Dodał, że podobne akcje dezinformacyjne mają miejsce na Ukrainie i Litwie i mogą być powiązane z Rosją.
„To wyraźna sugestia ze strony rosyjskiej, część różnych kampanii obliczonych na podżeganie do wzajemnej wrogości między Ukraińcami a społecznościami w krajach, w których obecnie mieszkają” – powiedział.
„Oceniamy, to są dane, przygotowujemy bardzo poważną, zakrojoną na szeroką skalę kampanię międzynarodową. Może ona objąć wiele krajów zachodnich, a na pewno widać już jej pierwsze etapy w Polsce, stąd moje ostrzeżenie” ,” powiedział.
– Dezinformacja
Polska jest uważana za najbardziej rosyjsko-sceptyczny kraj w Europie. Kamieniem węgielnym samostanowienia PiS jest wina Kremla za katastrofę lotniczą w Smoleńsku w zachodniej Rosji w 2010 roku, w której zginęło 100 wyższych rangą polskich urzędników politycznych i wojskowych.

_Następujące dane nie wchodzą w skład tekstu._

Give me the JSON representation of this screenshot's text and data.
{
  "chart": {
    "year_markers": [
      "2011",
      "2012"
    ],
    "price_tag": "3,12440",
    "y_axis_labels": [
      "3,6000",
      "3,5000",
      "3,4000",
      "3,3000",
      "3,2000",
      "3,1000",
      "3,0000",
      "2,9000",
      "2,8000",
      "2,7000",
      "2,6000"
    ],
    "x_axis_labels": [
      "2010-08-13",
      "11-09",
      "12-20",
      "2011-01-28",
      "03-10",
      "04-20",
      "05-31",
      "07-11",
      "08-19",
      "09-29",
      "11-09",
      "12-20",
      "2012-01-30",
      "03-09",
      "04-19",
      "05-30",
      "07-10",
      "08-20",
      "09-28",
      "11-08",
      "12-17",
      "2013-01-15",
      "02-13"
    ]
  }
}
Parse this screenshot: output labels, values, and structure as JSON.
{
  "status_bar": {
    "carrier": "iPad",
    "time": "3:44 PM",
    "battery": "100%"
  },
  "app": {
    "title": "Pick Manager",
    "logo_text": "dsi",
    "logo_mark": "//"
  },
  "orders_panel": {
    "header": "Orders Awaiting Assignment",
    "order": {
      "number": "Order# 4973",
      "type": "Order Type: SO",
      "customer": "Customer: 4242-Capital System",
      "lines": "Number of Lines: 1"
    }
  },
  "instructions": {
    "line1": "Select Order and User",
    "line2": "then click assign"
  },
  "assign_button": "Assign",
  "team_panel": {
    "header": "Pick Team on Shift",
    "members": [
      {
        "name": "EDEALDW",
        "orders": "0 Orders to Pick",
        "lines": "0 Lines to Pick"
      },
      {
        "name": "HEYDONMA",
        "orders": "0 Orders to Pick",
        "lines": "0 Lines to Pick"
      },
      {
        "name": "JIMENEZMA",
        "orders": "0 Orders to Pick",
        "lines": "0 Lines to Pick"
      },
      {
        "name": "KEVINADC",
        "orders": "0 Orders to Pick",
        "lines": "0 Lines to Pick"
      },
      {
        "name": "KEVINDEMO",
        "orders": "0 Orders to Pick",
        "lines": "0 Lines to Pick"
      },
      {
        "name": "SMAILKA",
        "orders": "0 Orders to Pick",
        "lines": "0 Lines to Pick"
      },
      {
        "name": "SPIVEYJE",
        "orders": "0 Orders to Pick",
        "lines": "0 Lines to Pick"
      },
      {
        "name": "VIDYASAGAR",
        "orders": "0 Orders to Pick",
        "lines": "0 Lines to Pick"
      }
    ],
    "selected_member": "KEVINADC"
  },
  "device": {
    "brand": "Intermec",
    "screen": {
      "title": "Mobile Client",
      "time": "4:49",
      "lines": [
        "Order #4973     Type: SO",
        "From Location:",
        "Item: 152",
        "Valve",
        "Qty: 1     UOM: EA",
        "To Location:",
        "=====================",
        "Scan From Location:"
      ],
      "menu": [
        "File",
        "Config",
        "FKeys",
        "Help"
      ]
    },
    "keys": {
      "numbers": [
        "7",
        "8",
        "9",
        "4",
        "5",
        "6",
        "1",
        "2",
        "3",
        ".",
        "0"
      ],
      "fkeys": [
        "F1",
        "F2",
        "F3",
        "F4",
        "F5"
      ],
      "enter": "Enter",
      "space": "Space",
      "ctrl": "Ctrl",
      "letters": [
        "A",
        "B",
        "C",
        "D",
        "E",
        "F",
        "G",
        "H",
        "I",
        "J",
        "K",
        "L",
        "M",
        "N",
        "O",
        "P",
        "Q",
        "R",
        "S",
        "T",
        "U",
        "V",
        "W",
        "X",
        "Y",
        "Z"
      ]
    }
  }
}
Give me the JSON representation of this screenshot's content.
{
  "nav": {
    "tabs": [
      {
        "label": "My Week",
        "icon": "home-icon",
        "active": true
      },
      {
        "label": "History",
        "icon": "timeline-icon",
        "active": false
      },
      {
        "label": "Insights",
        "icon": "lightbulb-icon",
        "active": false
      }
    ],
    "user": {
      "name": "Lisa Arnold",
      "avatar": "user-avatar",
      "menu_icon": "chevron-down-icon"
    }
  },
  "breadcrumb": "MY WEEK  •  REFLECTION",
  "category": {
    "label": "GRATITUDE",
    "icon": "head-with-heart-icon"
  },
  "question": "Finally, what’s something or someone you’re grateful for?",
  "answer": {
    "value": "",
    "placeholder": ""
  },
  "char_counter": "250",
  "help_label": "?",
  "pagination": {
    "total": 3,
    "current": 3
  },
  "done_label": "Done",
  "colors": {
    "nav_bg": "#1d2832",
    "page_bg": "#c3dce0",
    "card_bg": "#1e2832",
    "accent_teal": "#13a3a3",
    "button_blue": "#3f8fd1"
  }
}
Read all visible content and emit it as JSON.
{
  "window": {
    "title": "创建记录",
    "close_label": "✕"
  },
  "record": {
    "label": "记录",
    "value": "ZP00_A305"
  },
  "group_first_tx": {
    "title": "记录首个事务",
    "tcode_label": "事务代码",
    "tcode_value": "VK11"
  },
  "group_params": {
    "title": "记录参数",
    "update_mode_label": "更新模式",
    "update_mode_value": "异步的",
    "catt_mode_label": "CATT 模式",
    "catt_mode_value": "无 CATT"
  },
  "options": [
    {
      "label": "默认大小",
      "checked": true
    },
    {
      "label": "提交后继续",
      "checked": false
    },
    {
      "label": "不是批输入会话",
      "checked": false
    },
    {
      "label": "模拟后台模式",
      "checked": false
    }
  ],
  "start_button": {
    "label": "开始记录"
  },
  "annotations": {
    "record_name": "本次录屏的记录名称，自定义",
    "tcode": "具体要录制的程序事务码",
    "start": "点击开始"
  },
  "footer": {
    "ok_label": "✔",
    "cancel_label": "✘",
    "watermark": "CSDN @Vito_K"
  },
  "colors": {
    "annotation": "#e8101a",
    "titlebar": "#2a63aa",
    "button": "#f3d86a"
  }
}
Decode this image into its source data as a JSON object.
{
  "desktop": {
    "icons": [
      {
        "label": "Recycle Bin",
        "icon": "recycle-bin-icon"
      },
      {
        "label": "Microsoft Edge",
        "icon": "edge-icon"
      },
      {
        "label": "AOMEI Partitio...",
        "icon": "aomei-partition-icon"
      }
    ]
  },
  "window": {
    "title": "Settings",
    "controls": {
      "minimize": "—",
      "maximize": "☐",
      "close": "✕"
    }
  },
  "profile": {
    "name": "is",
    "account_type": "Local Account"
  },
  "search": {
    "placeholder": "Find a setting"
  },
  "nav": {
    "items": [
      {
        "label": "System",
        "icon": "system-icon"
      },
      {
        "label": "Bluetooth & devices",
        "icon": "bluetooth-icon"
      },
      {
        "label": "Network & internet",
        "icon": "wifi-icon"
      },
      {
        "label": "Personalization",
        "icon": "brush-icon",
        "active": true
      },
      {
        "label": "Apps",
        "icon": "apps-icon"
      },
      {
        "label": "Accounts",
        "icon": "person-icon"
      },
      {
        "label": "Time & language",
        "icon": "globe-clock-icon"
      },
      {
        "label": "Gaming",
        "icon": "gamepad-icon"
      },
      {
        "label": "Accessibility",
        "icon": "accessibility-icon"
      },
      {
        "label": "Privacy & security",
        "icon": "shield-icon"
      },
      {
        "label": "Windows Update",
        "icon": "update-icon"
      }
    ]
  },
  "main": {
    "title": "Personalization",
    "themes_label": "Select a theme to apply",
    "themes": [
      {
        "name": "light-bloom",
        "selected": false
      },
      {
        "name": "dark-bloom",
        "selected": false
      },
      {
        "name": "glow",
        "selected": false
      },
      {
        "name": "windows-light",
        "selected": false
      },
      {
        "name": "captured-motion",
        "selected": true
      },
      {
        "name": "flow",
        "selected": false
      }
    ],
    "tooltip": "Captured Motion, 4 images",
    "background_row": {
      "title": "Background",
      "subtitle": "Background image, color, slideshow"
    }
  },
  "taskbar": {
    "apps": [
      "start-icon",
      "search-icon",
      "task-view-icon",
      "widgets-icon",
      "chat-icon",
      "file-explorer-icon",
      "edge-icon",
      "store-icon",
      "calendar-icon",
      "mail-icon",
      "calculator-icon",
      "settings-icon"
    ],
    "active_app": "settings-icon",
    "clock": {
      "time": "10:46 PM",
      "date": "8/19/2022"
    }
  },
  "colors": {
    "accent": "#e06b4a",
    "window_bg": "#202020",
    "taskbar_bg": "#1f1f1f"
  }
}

„Nie ma bezpośredniego zaangażowania mediów i nie ma przemyślanej lokalnej strategii. Działa ona pośrednio poprzez zbiegi okoliczności, dominację dyskursu antydemokratycznego i próby tworzenia historii, które grają na istniejących wcześniej lękach i uprzedzeniach” – mówi Rumena Filipova, badaczka w bułgarskim think tanku Democracy.
„Oczywiście Kreml nie jest wszechmocny, nie stwarza wszystkich naszych problemów. Ale umiejętnie wykorzystuje nasze problemy, aby nas zniszczyć” – mówi polski dziennikarz Tomasz Piątek.
„Rosja działa obecnie na zasadzie outsourcingu. Tworzy różne zewnętrzne grupy wpływu i to działa – mówi Piątek.
„Te grupy często ze sobą konkurują, a Kreml to akceptuje, bo to dobrze działa. Agenci walczący o kremlowskie pieniądze bardzo się starają. W Polsce są inne konkurencyjne sieci. Tygodnik Do Rzeczy, Fundacja Ordo Iuris i europoseł Ryszard Czarnecki mają powiązania, koneksje czy sympatie są – mówi Piątek.
The New York Times doniósł, że rosyjska GRU była zaangażowana w „formę oszustwa informacyjnego podobnego do prania pieniędzy”. Prorosyjskie nastawienie.
Witryna Anadolu Agency zawiera tylko część wiadomości dostarczanych abonentom AA News Broadcasting System (HAS) i jest dostępna w skróconej formie. Skontaktuj się z nami w sprawie opcji subskrypcji.
„Irytująco skromny fanatyk telewizyjny. Totalny ekspert od Twittera. Ekstremalny maniak muzyczny. Guru Internetu. Miłośnik mediów społecznościowych”.